I’d brought three poems to read, just in case. But I had a feeling I wouldn’t read, beginning a few days ago. I spent my life in front of people: teaching, talking to parent groups, and speaking at technology forums. Presenting seemed easy, natural. Then I went through some life changes that, well, changed my life. Suddenly, I experienced anxiety, gut issues, and sleep problems. I ignored them for a few years, but then realized I needed to learn how to manage them.
After two or three years, I do feel like I *can* manage (not fix) them. And one way is to honor what I am feeling. I try to say “yes” when I mean yes, and I say “no” when I mean no. I knew if I read, I would feel the flutters in my stomach turn to waves. Then I’d have gut issues that wouldn’t subside for days. And I probably wouldn’t have slept last night.

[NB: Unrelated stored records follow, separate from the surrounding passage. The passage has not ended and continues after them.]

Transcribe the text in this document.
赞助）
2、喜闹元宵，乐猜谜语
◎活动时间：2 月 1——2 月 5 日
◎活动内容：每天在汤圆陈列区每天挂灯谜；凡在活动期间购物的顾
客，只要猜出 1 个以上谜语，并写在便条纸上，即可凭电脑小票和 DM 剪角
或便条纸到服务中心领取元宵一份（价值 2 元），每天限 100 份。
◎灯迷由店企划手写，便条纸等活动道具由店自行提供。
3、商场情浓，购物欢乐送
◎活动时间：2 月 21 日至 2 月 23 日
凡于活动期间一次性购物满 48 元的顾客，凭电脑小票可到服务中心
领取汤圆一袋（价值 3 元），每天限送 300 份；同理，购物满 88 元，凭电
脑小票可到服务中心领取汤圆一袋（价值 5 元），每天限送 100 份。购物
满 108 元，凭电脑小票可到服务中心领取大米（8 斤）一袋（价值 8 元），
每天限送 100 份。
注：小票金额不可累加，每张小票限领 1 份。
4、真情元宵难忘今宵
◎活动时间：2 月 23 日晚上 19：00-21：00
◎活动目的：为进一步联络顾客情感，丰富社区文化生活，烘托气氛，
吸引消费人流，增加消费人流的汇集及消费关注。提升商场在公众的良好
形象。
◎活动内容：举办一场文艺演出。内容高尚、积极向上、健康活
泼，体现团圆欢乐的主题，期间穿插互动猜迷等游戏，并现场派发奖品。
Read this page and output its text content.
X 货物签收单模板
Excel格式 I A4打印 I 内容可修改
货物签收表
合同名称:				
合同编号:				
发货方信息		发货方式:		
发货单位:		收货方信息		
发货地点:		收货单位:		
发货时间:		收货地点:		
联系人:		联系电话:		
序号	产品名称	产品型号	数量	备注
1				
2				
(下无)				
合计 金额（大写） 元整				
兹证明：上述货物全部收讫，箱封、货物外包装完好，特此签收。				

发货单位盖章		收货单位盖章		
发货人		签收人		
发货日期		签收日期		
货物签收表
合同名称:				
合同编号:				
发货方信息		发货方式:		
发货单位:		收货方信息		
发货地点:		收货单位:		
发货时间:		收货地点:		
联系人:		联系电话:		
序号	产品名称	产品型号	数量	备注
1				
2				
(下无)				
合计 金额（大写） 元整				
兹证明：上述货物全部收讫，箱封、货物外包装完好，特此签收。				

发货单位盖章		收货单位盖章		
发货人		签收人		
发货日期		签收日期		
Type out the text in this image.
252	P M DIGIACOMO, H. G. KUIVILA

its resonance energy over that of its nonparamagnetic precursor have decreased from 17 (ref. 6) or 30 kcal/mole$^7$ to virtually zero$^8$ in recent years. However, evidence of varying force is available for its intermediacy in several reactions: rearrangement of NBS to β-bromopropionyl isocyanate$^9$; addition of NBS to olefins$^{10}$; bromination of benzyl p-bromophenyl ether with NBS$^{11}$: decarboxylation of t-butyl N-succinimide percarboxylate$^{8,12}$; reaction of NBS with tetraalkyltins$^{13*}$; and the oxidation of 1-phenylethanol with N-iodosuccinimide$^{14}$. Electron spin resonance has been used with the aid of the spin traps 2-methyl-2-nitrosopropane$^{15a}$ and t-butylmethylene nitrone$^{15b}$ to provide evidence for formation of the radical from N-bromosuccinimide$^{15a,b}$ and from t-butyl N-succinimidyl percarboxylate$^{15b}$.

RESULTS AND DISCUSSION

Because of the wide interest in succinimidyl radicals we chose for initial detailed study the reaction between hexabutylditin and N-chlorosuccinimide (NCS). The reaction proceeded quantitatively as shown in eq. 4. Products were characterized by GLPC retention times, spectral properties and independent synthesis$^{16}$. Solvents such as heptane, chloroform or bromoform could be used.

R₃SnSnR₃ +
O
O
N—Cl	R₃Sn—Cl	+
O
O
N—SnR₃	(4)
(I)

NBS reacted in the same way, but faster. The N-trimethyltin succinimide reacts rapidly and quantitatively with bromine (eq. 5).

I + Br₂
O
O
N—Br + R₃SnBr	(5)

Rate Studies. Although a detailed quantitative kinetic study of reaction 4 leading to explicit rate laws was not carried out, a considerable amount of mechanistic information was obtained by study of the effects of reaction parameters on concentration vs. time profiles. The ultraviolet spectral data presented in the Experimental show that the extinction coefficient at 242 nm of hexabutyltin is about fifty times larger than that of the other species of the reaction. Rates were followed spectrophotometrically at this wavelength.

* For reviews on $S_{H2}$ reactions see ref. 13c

I *chose* not to read. Instead I totally enjoyed sitting outside in the freezing weather listening to my Water Street writers read. The evening was relaxing!
I have become more introverted as I age. I crave solitude. Nothing makes me happier than writing, listening to podcasts, walking on the beach, or sitting in a garden. That’s not to say I don’t love my friends. It was so good to see the writers whom I usually only see on Zoom! So many smiles, so many hugs.
The past few years have taught me to honor my feelings and do what is important for my body. I don’t always make the right choices, but they are choices. That feels right.